Environmental group RimbaWatch wants a moratorium on industrial timber plantations (ITPs) in permanent forest reserves and calls for amendments to the law to ban monoculture estates in such areas.
ITPs allow natural forests in reserves to be cleared and replanted with single tree species, usually rubberwood or acacia. They are known as “ladang hutan” in Peninsular Malaysia, planted forest in Sarawak, and industrial tree plantations in Sabah.
RimbaWatch said a review last year found 62% of ITPs were located in intact forests and 38% in degraded ones, contradicting claims that the scheme rehabilitates damaged areas.
“This means that ITP projects primarily target intact natural forests, and are the largest single source of pressure (threat) on natural forests, rather than being a way of alleviating pressure,” the group said.
It warned that planned expansion of ITPs threaten 2.4 million hectares of natural forests nationwide – equivalent to about 76% of all deforestation risks and nearly the size of Johor and Negeri Sembilan combined.
Citing Pahang’s Tersang Forest Reserve, RimbaWatch said one project there would clear an area equivalent to 1,800 football fields, with impacts on wildlife and nearby Orang Asli communities.
The group said losses were obscured in official data because plantations were still counted as “forest cover,” even when the natural forest was replaced. It also noted that many ITPs overlapped with Orang Asli territories, where land rights remained weak.
RimbaWatch said the government classified all land in gazetted forest reserves as “forest,” even if it was not natural forest. As a result, when reserves are converted into timber estates, the loss of natural forest is often not recorded as deforestation.

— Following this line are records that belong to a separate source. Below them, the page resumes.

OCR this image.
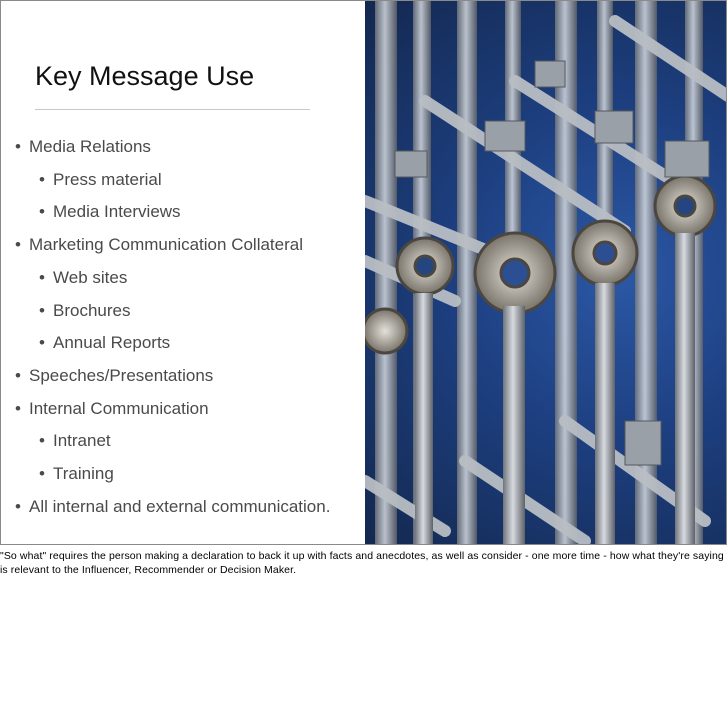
Key Message Use
• Media Relations
• Press material
• Media Interviews
• Marketing Communication Collateral
• Web sites
• Brochures
• Annual Reports
• Speeches/Presentations
• Internal Communication
• Intranet
• Training
• All internal and external communication.
"So what" requires the person making a declaration to back it up with facts and anecdotes, as well as consider - one more time - how what they're saying is relevant to the Influencer, Recommender or Decision Maker.
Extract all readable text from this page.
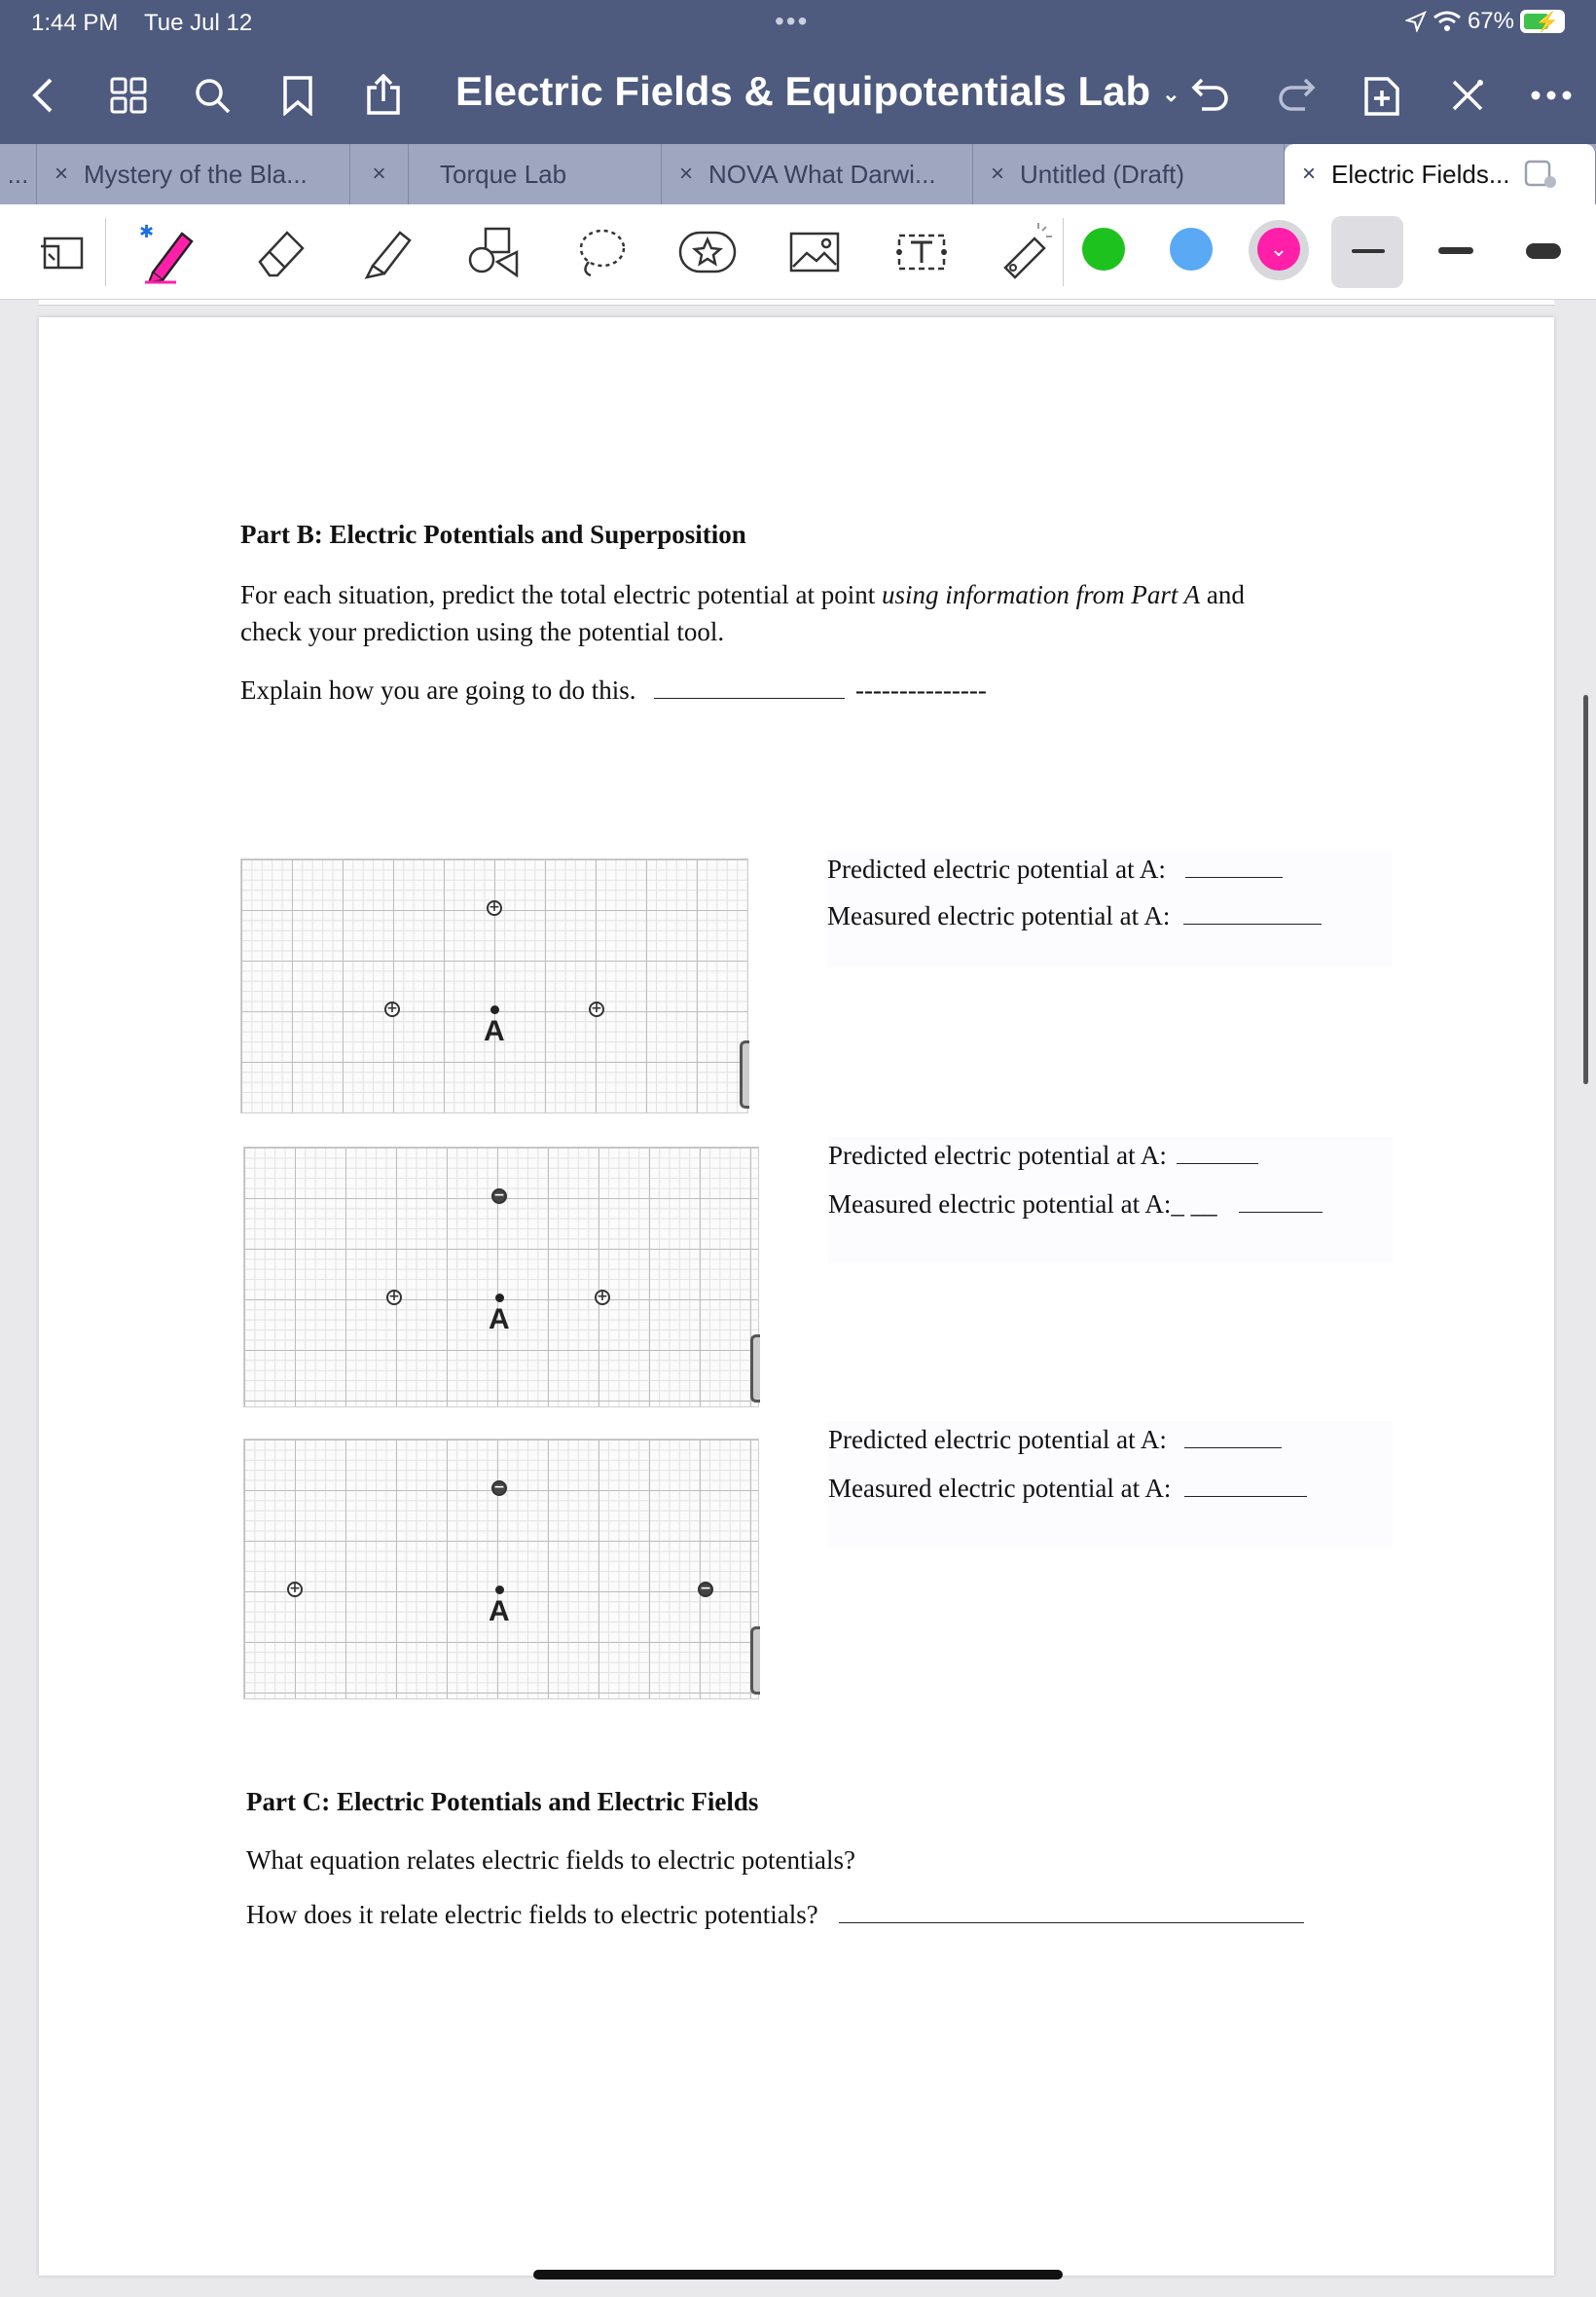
1:44 PM Tue Jul 12	•••	67% ⚡
Electric Fields & Equipotentials Lab ⌄
... × Mystery of the Bla...	× Torque Lab	× NOVA What Darwi... × Untitled (Draft)	× Electric Fields...
✱
⌄
Part B: Electric Potentials and Superposition
For each situation, predict the total electric potential at point using information from Part A and
check your prediction using the potential tool.
Explain how you are going to do this.	---------------
+
+	+
A
Predicted electric potential at A:
Measured electric potential at A:
−
+	+
A
Predicted electric potential at A:
Measured electric potential at A:_ __
−
+	−
A
Predicted electric potential at A:
Measured electric potential at A:
Part C: Electric Potentials and Electric Fields
What equation relates electric fields to electric potentials?
How does it relate electric fields to electric potentials?
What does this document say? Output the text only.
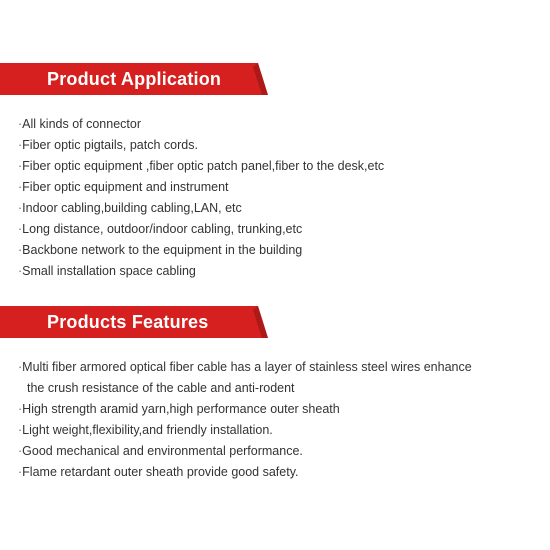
Product Application
·All kinds of connector
·Fiber optic pigtails, patch cords.
·Fiber optic equipment ,fiber optic patch panel,fiber to the desk,etc
·Fiber optic equipment and instrument
·Indoor cabling,building cabling,LAN, etc
·Long distance, outdoor/indoor cabling, trunking,etc
·Backbone network to the equipment in the building
·Small installation space cabling
Products Features
·Multi fiber armored optical fiber cable has a layer of stainless steel wires enhance
the crush resistance of the cable and anti-rodent
·High strength aramid yarn,high performance outer sheath
·Light weight,flexibility,and friendly installation.
·Good mechanical and environmental performance.
·Flame retardant outer sheath provide good safety.
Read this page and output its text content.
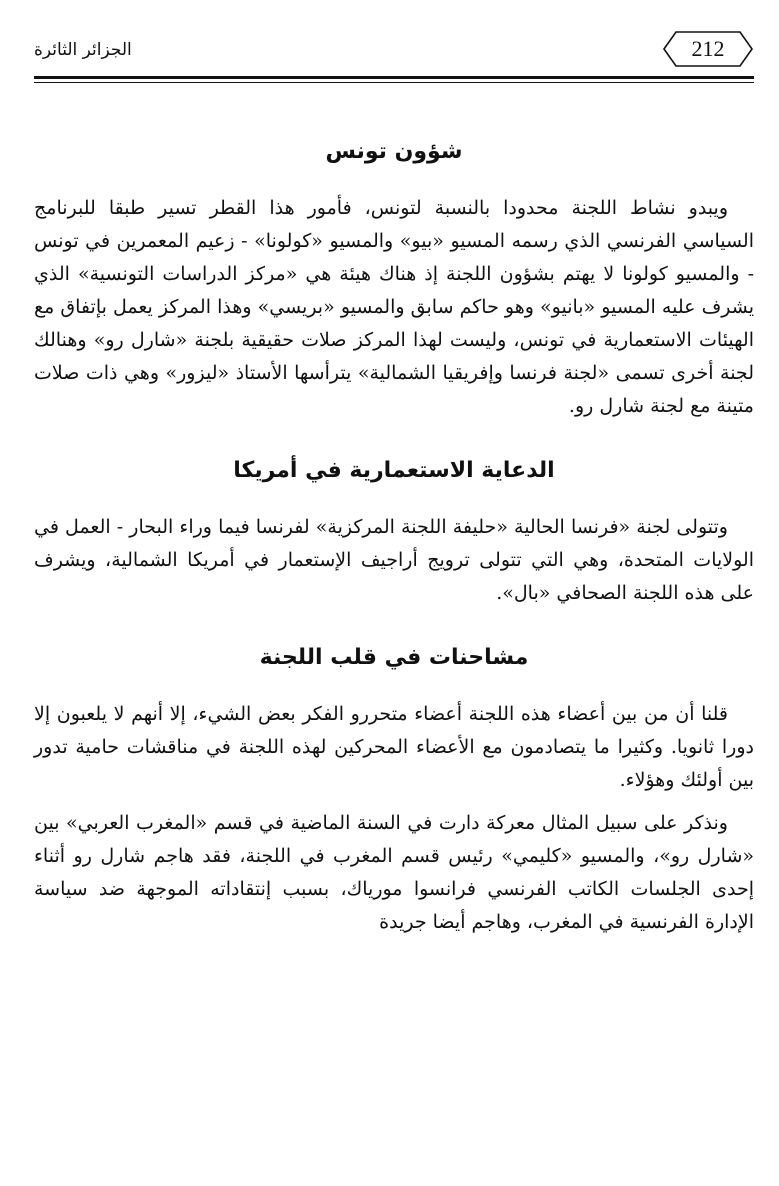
الجزائر الثائرة	212
شؤون تونس

ويبدو نشاط اللجنة محدودا بالنسبة لتونس، فأمور هذا القطر تسير طبقا للبرنامج السياسي الفرنسي الذي رسمه المسيو «بيو» والمسيو «كولونا» - زعيم المعمرين في تونس - والمسيو كولونا لا يهتم بشؤون اللجنة إذ هناك هيئة هي «مركز الدراسات التونسية» الذي يشرف عليه المسيو «بانيو» وهو حاكم سابق والمسيو «بريسي» وهذا المركز يعمل بإتفاق مع الهيئات الاستعمارية في تونس، وليست لهذا المركز صلات حقيقية بلجنة «شارل رو» وهنالك لجنة أخرى تسمى «لجنة فرنسا وإفريقيا الشمالية» يترأسها الأستاذ «ليزور» وهي ذات صلات متينة مع لجنة شارل رو.

الدعاية الاستعمارية في أمريكا

وتتولى لجنة «فرنسا الحالية «حليفة اللجنة المركزية» لفرنسا فيما وراء البحار - العمل في الولايات المتحدة، وهي التي تتولى ترويج أراجيف الإستعمار في أمريكا الشمالية، ويشرف على هذه اللجنة الصحافي «بال».

مشاحنات في قلب اللجنة

قلنا أن من بين أعضاء هذه اللجنة أعضاء متحررو الفكر بعض الشيء، إلا أنهم لا يلعبون إلا دورا ثانويا. وكثيرا ما يتصادمون مع الأعضاء المحركين لهذه اللجنة في مناقشات حامية تدور بين أولئك وهؤلاء.

ونذكر على سبيل المثال معركة دارت في السنة الماضية في قسم «المغرب العربي» بين «شارل رو»، والمسيو «كليمي» رئيس قسم المغرب في اللجنة، فقد هاجم شارل رو أثناء إحدى الجلسات الكاتب الفرنسي فرانسوا مورياك، بسبب إنتقاداته الموجهة ضد سياسة الإدارة الفرنسية في المغرب، وهاجم أيضا جريدة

The group warned that such clearings undermined Malaysia’s pledge to maintain 50% forest cover and its commitment under the Glasgow Declaration to halt forest loss by 2030.
It urged the federal, Sabah and Sarawak governments to freeze new ITP projects, stop related approvals and studies, and amend the National Forestry Act to ban monoculture and other non-natural uses in permanent reserves.